Après tant d’années d’omerta et de pratique de la langue de bois au sujet du concile,imposer silence au débat intellectuel ne pourrait-il pas provoquer l’affaiblissement ou le mépris de la métaphysique et de la théologie dogmatique, et réciproquement promouvoir le piétisme au sein de l’Eglise ?
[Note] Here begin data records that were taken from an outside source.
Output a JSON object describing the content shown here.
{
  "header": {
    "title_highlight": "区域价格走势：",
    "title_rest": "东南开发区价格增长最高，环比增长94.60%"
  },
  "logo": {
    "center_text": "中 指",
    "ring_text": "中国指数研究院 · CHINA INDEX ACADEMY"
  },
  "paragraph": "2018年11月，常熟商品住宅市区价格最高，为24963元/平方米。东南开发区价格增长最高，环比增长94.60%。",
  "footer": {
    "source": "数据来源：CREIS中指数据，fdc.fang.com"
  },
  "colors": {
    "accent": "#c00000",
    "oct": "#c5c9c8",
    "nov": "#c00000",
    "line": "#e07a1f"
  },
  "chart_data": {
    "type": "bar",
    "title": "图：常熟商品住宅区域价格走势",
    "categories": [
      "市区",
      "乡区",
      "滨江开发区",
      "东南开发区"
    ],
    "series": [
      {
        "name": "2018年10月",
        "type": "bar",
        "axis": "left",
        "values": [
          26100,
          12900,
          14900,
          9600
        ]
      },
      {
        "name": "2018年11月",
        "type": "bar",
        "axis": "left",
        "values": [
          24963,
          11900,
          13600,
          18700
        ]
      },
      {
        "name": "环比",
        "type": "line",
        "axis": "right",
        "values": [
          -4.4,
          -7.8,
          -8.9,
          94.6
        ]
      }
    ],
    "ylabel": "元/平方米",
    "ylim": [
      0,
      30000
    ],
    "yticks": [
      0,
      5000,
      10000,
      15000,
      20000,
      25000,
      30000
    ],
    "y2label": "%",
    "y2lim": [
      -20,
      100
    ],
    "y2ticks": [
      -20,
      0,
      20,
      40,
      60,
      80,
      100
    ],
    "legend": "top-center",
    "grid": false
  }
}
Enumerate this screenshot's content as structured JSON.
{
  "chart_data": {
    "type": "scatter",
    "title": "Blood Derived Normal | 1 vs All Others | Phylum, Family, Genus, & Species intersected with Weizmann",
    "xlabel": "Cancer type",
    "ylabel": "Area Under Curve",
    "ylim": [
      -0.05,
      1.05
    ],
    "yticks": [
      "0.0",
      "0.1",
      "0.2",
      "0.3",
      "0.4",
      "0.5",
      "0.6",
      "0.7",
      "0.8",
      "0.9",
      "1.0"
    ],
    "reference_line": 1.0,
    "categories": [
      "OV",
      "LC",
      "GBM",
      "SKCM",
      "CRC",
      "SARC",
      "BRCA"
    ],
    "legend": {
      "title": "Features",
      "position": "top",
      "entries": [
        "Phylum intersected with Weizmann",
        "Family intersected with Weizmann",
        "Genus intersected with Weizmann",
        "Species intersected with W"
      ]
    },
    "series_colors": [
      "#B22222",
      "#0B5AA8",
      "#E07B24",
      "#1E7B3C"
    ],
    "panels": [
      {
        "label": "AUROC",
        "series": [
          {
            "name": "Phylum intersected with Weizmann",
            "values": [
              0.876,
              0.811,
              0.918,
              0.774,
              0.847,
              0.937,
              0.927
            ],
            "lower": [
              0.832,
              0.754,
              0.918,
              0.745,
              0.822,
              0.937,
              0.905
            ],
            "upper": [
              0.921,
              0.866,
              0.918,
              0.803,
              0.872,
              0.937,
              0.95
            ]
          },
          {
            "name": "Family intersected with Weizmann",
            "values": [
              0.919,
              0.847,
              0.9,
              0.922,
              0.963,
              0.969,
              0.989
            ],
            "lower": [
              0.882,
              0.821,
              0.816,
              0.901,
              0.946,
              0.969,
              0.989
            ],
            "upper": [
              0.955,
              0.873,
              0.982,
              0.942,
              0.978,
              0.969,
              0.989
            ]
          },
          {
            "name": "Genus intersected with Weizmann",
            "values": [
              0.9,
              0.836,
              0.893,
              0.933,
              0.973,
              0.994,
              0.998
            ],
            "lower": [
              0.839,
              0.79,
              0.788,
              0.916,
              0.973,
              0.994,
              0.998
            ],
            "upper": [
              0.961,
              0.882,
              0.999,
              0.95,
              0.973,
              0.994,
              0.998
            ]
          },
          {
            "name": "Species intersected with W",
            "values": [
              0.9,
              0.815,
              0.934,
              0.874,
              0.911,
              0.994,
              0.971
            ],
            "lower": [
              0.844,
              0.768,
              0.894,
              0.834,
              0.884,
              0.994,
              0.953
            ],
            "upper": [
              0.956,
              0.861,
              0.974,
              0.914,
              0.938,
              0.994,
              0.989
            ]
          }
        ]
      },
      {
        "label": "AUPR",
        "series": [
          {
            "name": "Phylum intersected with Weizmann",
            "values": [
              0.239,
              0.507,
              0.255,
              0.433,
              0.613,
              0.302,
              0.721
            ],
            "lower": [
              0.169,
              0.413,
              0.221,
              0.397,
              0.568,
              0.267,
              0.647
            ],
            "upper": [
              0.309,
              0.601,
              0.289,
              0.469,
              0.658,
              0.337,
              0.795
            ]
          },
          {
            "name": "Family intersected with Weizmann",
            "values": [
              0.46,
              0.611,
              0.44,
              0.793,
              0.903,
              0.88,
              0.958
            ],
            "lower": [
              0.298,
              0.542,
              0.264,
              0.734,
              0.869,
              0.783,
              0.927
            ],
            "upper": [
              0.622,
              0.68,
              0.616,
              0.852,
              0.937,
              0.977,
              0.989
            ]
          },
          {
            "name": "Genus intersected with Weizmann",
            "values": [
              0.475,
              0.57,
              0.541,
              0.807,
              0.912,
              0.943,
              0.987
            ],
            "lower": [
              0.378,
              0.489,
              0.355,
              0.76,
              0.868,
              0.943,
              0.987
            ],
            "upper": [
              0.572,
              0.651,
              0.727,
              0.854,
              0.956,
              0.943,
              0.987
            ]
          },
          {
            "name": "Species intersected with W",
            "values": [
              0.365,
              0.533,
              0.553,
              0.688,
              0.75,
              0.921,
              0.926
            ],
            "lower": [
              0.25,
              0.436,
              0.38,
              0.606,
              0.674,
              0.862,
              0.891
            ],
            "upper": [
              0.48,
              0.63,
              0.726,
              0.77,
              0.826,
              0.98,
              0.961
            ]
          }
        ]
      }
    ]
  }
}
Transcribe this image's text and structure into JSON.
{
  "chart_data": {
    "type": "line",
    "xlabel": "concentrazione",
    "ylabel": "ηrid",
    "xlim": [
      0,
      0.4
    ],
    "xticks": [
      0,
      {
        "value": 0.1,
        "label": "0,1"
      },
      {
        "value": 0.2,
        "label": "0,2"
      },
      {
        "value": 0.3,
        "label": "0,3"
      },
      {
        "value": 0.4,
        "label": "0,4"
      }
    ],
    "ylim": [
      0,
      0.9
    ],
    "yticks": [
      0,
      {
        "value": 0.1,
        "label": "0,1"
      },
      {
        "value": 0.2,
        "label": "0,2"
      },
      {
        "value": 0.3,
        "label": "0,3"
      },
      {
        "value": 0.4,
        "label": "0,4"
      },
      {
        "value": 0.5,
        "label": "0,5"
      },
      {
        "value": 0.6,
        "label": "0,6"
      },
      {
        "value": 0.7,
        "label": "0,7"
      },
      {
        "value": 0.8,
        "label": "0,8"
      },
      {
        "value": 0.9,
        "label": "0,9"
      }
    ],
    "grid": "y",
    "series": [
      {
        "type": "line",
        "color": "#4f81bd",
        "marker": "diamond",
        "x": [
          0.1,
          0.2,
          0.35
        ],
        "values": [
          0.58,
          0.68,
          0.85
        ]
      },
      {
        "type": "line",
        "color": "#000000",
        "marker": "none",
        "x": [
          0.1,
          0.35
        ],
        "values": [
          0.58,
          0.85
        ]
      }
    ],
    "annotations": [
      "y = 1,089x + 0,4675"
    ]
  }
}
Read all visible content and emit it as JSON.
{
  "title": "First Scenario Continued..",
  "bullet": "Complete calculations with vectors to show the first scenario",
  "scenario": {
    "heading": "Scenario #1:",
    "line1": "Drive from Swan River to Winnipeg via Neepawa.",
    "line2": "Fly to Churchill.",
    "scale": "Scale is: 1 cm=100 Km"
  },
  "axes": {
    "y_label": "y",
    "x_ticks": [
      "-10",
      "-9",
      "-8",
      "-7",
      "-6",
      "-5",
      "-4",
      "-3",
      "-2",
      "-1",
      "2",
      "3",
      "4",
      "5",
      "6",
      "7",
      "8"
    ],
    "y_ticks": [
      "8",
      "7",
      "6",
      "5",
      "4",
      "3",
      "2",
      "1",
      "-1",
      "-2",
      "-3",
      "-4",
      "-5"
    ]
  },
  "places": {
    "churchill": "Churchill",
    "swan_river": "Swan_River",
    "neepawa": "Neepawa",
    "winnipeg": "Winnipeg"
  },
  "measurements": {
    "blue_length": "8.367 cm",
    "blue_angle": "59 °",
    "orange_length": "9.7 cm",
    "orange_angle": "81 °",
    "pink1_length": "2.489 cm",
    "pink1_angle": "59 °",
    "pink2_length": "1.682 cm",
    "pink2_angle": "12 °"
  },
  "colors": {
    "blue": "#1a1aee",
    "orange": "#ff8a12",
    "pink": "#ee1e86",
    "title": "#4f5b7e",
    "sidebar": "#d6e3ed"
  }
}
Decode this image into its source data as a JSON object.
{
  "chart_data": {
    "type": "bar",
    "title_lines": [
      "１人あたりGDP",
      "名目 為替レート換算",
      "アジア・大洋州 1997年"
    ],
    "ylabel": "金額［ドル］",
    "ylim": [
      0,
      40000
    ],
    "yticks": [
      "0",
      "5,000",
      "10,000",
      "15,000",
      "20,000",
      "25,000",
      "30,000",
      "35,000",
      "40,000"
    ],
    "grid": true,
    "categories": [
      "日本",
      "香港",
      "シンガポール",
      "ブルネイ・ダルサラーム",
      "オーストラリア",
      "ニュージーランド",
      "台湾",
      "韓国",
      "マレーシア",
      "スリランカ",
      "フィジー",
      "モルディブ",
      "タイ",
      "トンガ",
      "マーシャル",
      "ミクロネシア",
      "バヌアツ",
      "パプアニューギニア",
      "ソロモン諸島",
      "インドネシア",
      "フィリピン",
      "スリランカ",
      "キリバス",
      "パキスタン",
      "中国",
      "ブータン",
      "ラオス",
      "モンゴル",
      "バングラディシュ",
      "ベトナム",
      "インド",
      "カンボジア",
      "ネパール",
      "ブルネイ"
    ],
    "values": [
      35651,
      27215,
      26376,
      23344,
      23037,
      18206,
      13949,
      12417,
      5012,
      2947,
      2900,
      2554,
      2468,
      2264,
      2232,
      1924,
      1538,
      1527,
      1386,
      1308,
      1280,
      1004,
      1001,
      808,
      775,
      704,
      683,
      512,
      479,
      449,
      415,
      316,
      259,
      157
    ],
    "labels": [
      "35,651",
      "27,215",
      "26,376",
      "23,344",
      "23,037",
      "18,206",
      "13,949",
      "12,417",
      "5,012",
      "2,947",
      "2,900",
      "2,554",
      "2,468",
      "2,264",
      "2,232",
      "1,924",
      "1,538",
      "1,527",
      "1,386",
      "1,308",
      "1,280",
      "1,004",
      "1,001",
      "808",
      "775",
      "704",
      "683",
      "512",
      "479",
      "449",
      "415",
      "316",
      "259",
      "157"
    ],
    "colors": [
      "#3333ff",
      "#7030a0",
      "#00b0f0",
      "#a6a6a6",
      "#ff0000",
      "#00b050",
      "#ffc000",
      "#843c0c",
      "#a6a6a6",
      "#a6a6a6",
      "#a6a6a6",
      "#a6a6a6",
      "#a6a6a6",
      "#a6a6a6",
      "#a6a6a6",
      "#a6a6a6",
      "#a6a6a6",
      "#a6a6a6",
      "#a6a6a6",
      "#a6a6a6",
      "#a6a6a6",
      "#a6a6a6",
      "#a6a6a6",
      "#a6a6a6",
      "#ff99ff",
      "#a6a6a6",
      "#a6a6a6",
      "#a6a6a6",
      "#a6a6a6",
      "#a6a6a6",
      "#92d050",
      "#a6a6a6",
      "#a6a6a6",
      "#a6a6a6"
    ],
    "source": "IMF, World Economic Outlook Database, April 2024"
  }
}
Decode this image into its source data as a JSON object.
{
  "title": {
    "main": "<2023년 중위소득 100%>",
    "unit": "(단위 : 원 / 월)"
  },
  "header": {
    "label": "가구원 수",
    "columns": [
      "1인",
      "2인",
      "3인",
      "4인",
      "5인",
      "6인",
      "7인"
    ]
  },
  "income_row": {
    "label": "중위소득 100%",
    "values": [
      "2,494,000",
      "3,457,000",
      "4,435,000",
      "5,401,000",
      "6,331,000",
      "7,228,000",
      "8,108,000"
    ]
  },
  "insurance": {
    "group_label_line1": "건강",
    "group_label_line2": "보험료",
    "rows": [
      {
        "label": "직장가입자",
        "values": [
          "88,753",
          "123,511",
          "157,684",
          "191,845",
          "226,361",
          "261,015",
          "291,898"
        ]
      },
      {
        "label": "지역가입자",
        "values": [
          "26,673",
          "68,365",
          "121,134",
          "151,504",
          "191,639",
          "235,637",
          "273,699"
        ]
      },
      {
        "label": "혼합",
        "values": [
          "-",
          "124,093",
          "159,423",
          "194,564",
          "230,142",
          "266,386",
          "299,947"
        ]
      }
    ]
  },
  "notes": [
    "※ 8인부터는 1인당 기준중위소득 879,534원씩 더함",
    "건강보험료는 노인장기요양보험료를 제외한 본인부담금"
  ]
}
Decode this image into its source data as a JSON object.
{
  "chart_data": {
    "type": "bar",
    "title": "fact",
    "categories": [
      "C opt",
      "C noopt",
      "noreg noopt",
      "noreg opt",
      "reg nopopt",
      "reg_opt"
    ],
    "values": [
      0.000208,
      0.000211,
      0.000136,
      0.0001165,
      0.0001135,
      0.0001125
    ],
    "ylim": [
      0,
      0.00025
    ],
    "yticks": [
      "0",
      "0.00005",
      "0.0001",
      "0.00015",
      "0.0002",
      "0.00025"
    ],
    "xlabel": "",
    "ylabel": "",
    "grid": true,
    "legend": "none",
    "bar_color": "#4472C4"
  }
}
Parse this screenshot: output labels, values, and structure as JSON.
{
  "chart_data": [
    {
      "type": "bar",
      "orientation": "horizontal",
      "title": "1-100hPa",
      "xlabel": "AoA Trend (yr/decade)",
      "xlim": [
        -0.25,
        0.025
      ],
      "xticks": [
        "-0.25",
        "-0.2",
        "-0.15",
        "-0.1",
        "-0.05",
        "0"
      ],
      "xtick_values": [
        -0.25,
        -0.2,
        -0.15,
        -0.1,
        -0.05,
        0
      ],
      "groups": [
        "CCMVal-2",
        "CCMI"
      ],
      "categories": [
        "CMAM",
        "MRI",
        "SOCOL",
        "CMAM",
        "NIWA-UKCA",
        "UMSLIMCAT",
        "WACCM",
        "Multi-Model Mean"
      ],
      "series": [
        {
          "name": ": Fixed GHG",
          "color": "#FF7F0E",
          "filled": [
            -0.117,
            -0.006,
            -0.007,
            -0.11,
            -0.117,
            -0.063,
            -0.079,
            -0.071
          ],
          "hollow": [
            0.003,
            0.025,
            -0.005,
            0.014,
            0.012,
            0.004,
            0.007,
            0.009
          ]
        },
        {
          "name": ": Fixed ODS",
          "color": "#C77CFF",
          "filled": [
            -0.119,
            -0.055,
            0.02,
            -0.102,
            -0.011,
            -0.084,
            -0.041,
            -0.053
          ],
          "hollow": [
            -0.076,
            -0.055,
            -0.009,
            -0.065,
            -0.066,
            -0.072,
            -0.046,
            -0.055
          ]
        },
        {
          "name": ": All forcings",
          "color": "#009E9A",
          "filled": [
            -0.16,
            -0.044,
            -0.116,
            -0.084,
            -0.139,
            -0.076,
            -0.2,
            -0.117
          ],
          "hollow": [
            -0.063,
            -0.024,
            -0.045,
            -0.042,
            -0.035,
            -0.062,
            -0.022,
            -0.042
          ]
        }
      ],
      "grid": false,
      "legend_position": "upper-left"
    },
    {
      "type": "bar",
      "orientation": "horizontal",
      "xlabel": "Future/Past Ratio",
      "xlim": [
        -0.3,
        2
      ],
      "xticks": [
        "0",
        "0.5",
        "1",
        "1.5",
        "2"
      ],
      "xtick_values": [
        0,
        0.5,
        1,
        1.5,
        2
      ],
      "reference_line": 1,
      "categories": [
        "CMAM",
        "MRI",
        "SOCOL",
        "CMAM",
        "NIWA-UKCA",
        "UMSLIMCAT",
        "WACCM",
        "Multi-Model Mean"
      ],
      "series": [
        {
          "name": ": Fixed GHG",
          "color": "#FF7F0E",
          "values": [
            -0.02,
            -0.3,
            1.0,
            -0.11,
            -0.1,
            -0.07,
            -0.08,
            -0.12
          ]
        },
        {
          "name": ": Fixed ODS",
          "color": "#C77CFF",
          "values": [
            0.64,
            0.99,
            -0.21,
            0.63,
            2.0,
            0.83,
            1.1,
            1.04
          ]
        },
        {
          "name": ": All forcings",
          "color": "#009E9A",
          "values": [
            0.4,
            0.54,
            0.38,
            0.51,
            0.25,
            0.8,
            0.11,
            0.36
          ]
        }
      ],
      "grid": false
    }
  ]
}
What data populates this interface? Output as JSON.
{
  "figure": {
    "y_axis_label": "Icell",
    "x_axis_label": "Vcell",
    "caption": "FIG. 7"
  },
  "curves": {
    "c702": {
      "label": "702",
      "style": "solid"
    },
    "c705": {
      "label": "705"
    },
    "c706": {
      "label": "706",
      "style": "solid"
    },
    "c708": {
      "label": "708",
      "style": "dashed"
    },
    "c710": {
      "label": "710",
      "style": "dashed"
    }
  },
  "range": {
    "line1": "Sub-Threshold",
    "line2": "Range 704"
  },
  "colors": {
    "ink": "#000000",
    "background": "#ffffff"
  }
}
Pour répondre avec une certaine pertinence, il faudrait préciser dans quel sens sont utilisées les expressions « omerta » et « langue de bois ». Si la langue de bois désigne le langage qui dit une chose pour qu’on en comprenne une autre en même temps que pour la masquer, elle a bien des liens avec l’omerta. Mais il ne me semble pas qu’une telle omerta dépende des comportements ambigus que l’on peut ranger dans la catégorie de la langue de bois. En revanche il n’est pas douteux que dans la phase postconciliaire, et en partie à cause de la responsabilité du concile lui-même, il se soit diffusé artificiellement un climat dans lequel le débat théologique, sans être empêché, a revêtu un sens résolument univoque, et, ajouterais-je, destructeur pour des motifs qui ne relèvent ni de l’omerta ni de la langue de bois. Cela étant mis en évidence, j’ajouterai que si le silence intellectuel était l’effet d’une volonté de faire taire, il n’en résulterait pas que la mort de la théologie mais même celle de la capacité et de la liberté de penser. Exactement comme la question le laisse supposer. Et si cela arrivait par suite d’un mépris explicite ou implicite de la métaphysique et de la théologie dogmatique, la contrepartie pourrait effectivement être celle du piétisme, dans le pire sens et non dans le sens bien plus noble qui a caractérisé une partie de l’histoire de la Réforme. J’ajoute toutefois que cela me paraît purement hypothétique. De vraies et propres impositions du silence sont absentes de l’horizon théologique d’aujourd’hui, soit parce que l’autorité qui pourrait les décider – à de rarissimes exceptions près à marquer d’une pierre blanche – se tait olympiquement, laissant la porte ouverte à toutes les aventures théologiques, soit alors parce que le débat intellectuel lui-même se nourrit de confrontations et les provoque.